The programmes and policies of some of the emerging political parties such as the free-market policy economy aren’t workable in the Gambian context as they are outside the confines of SMART (specific, measurable, achievable – sometimes agreed).

11.Objectives, disoriented, with questionable KPIs (key performance indicators) that do not reflect the economic realities in the country.

Some of the presidential candidates aren’t ready to learn, diagnose our problems, and present a compelling development vision where growth and shared prosperity thrive. All they are interested in is to occupy No 1 Marina Parade and enjoy the spoils that come with the perks of the presidency to build up the stomach infrastructure of their families and cronies. And, the theories many are proposing in our national discourse are out of touch and a conjecture that is built on the wings of an illusion crafted from a textbook analysis to bait and confuse the citizenry who are easily swayed with words of mouth.

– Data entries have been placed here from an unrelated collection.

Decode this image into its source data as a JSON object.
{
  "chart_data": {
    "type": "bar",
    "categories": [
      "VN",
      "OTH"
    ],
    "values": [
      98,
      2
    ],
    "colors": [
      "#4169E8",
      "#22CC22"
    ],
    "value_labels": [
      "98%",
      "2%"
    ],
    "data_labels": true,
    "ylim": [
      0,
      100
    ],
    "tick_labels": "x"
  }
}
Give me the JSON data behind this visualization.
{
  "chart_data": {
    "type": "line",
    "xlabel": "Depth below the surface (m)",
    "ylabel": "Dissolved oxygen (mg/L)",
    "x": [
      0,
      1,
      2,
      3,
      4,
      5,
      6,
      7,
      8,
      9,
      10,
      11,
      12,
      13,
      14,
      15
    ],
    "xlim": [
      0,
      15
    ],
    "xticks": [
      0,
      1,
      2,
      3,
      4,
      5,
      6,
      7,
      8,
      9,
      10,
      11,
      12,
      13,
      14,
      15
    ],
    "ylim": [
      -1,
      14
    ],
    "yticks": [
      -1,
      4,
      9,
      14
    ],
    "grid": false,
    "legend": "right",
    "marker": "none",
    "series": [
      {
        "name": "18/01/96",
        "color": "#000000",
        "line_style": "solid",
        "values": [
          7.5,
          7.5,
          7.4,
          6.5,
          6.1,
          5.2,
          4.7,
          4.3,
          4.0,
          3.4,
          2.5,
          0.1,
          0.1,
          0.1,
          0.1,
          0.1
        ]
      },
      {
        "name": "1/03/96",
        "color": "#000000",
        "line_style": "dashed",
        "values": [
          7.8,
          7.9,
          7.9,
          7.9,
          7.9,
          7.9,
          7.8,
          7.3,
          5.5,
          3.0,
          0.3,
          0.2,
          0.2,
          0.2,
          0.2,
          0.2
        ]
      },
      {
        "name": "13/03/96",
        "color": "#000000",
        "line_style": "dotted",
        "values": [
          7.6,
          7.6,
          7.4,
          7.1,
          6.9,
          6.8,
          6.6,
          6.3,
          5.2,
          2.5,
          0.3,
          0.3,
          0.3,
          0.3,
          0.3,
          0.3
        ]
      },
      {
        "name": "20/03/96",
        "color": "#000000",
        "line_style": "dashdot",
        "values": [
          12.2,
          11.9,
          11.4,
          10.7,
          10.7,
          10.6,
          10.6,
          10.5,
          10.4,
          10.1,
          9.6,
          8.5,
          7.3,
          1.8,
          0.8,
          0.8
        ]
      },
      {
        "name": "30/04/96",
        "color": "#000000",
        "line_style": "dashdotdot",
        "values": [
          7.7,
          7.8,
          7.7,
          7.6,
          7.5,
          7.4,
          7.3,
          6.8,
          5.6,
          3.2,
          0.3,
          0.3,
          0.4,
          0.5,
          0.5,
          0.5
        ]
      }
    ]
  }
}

Desiring to govern and governing are completely different, and we need to put in the efforts to learn and understand the dynamics of the political economy and be ready to lead not for the sake of leading by carrying the title and the crown to lead people to hopelessness and destitution, but to make a positive impact on the lives and livelihood of the citizens across the length and breadth of the country.

It is important to understand that the true test of a presidential election is leadership, not campaigning. On that note, Barrow’s achievements in the areas of democracy, the economy, and infrastructure speak for themselves since he took office in 2017. Although, his government continues to face numerous challenges such as corruption and corrupt practices, including the Banjul Road Project, the intercepted cocaine case, the fishing saga of Fisheries permanent secretary Dr Banja, and many others. That is typical of developing economies, and The Gambia is no exception. We must not brush things under the carpet to protect the guilty from accountability by not holding public officials accountable. Nevertheless, we must credit Barrow’s administration for promoting a functional and independent judiciary. Thanks to his government for creating an environment that makes it possible for citizens to trust and use the courts for redress. That is a notable achievement in the country’s governance and democracy as it was missing in our development governance during the 22 years of Jammeh’s rule.

Based on the fact that Barrow has a solemn, strong, and appealing political base and capital that is hard to penetrate, I predict that he will win with the confidence of the people on December 4, 2021. My reasoning is simple because in politics I believe that the game is not won on the field, but rather in the backrooms a long time before it is even played, and in this instance, President Barrow has passed the litmus test of winning.